Her husband seized frantically on the doctor’s presence.

“How is she?” he implored.

“She’s better off now than when she was conscious and in pain,” said Baird, hoping he sounded convincing. “When the body can’t take any more, nature pulls down the shutter.”

“Doctor, I’m scared. I’ve never seen her so ill. Just what is this fish poisoning? What caused it? I know it was the fish, but why?”

Baird hesitated.

“Well,” he said slowly, “I guess you’ve a right to know. It’s a very serious illness, one that needs treatment at the earliest possible moment. We’re doing all we can right now.”

“I know you are, Doctor, and I’m grateful. She is going to be okay, isn’t she? I mean—”

“Of course she is,” said Baird gently. “Try not to worry. There’ll be an ambulance waiting to take her to hospital immediately we land. Then it’s only a question of treatment and time before she’s perfectly well again.”

“My God,” said Childer, heaving a deep breath, “it’s good to hear you say that.” Yes, thought Baird, but supposing I had the common guts to put it the other way? “But listen,” Childer suggested, “couldn’t we divert — you know, put down at a nearer airport?”

“We thought of that,” answered Baird, “but there’s a ground fog which would make landing at other fields highly dangerous. Anyway, we’ve now passed them and we’re over the Rockies. No, the quickest way of getting your wife under proper care is to crack on for Vancouver as fast as we can, and that’s what we’re doing.”

“I see… You still think it was the fish, do you, Doctor?”

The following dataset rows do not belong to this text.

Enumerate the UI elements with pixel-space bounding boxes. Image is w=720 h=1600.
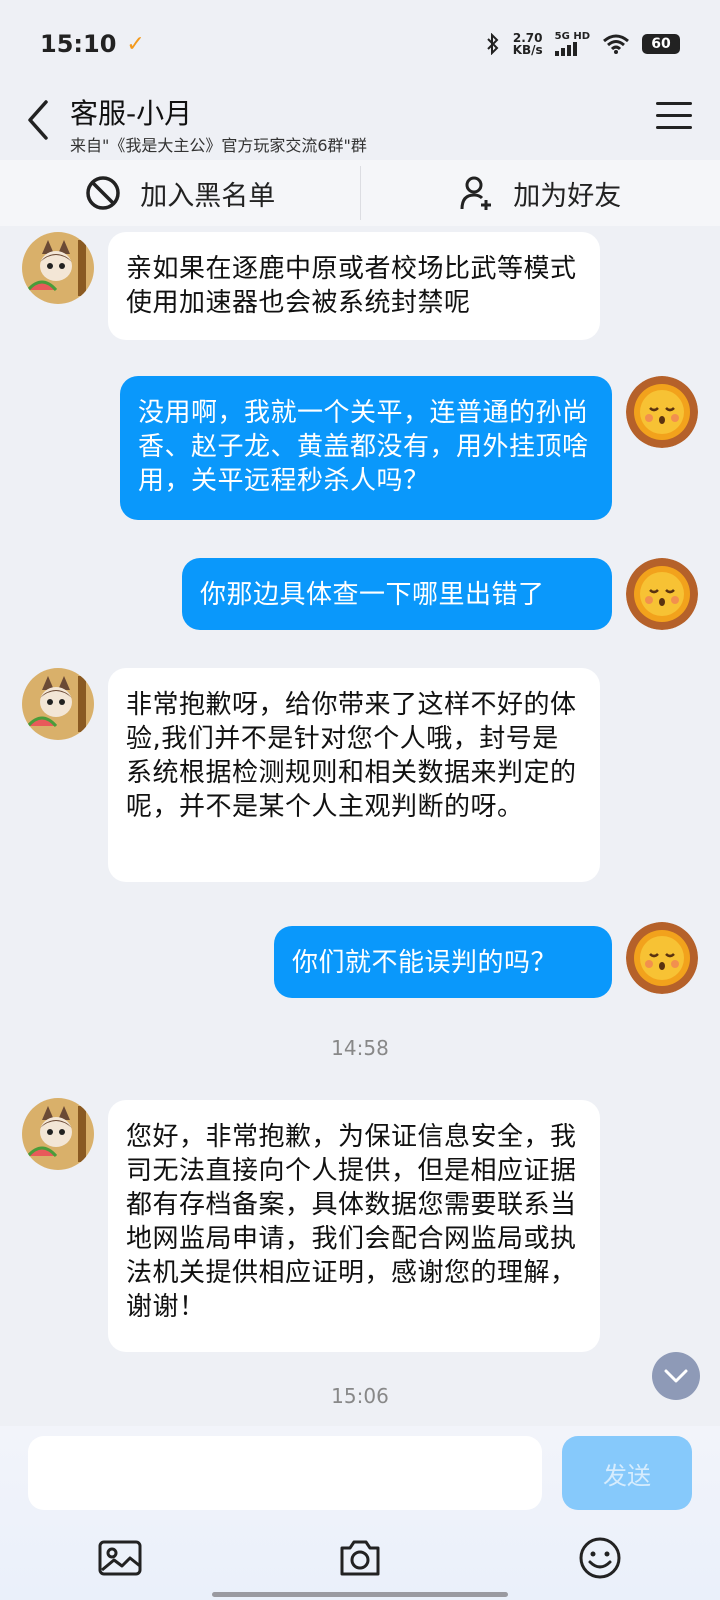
status-bar: 15:10 ✓ 2.70 KB/s 5G HD 60 (0, 0, 720, 88)
blacklist-button[interactable]: 加入黑名单 (0, 160, 360, 226)
composer: 发送 (0, 1426, 720, 1600)
cell-signal: 5G HD (554, 32, 590, 56)
status-time: 15:10 ✓ (40, 30, 145, 58)
image-icon[interactable] (96, 1534, 144, 1582)
chat-header: 客服-小月 来自"《我是大主公》官方玩家交流6群"群 (0, 88, 720, 160)
cat-avatar-icon (22, 668, 94, 740)
message-bubble-outgoing[interactable]: 你们就不能误判的吗？ (274, 926, 612, 998)
signal-bars-icon (554, 42, 590, 56)
battery-icon: 60 (642, 34, 680, 54)
agent-avatar[interactable] (22, 232, 94, 304)
contact-name: 客服-小月 (70, 97, 193, 130)
send-button[interactable]: 发送 (562, 1436, 692, 1510)
message-list[interactable]: 亲如果在逐鹿中原或者校场比武等模式使用加速器也会被系统封禁呢 没用啊，我就一个关… (0, 226, 720, 1426)
network-speed: 2.70 KB/s (512, 31, 543, 57)
user-avatar[interactable] (626, 376, 698, 448)
status-icons: 2.70 KB/s 5G HD 60 (485, 32, 680, 56)
clock: 15:10 (40, 30, 117, 58)
message-timestamp: 15:06 (331, 1384, 389, 1408)
message-timestamp: 14:58 (331, 1036, 389, 1060)
user-avatar[interactable] (626, 558, 698, 630)
add-friend-button[interactable]: 加为好友 (361, 160, 720, 226)
notification-app-icon: ✓ (126, 31, 145, 57)
menu-icon[interactable] (656, 102, 692, 132)
message-bubble-outgoing[interactable]: 你那边具体查一下哪里出错了 (182, 558, 612, 630)
add-friend-label: 加为好友 (513, 180, 622, 212)
message-bubble-incoming[interactable]: 您好，非常抱歉，为保证信息安全，我司无法直接向个人提供，但是相应证据都有存档备案… (108, 1100, 600, 1352)
blacklist-label: 加入黑名单 (140, 180, 276, 212)
cat-avatar-icon (22, 1098, 94, 1170)
agent-avatar[interactable] (22, 668, 94, 740)
scroll-to-bottom-button[interactable] (652, 1352, 700, 1400)
message-bubble-outgoing[interactable]: 没用啊，我就一个关平，连普通的孙尚香、赵子龙、黄盖都没有，用外挂顶啥用，关平远程… (120, 376, 612, 520)
sun-face-avatar-icon (626, 922, 698, 994)
emoji-icon[interactable] (576, 1534, 624, 1582)
message-bubble-incoming[interactable]: 亲如果在逐鹿中原或者校场比武等模式使用加速器也会被系统封禁呢 (108, 232, 600, 340)
camera-icon[interactable] (336, 1534, 384, 1582)
back-icon[interactable] (22, 98, 54, 142)
chevron-down-icon (664, 1369, 688, 1383)
wifi-icon (603, 34, 629, 54)
cat-avatar-icon (22, 232, 94, 304)
message-input[interactable] (28, 1436, 542, 1510)
user-avatar[interactable] (626, 922, 698, 994)
bluetooth-icon (486, 33, 499, 55)
action-bar: 加入黑名单 加为好友 (0, 160, 720, 226)
block-icon (86, 176, 120, 210)
agent-avatar[interactable] (22, 1098, 94, 1170)
sun-face-avatar-icon (626, 558, 698, 630)
contact-source: 来自"《我是大主公》官方玩家交流6群"群 (70, 136, 367, 155)
home-indicator[interactable] (212, 1592, 508, 1597)
add-user-icon (460, 176, 492, 210)
sun-face-avatar-icon (626, 376, 698, 448)
message-bubble-incoming[interactable]: 非常抱歉呀，给你带来了这样不好的体验,我们并不是针对您个人哦，封号是系统根据检测… (108, 668, 600, 882)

“At present I’ve no means of telling for certain, but I think so. Food poisoning can be caused either by the food just spoiling — the medical name is staphylococcal poisoning — or it’s possible that some toxic substance has accidentally gotten into it during its preparation.”

“What kind do you think this is, Doctor?” asked a passenger in the next row who had been straining to hear Baird’s words.

“I can’t be sure, but from the effect that it’s had on the folk here I’d suspect the second cause rather than the first — a toxic substance, that is.”

“And you don’t know what it is?”

“I have no idea. We won’t know until we’re able to make proper tests in a laboratory. With modern methods of handling food — and especially the careful way in which airlines prepare food — the chances of this happening are a million to one against. We just happen to be unfortunate. I can tell you, though, that our dinner tonight didn’t come from the usual caterers. Something went wrong owing to our late arrival at Winnipeg and another firm supplied us. That may or may not have a bearing on it.”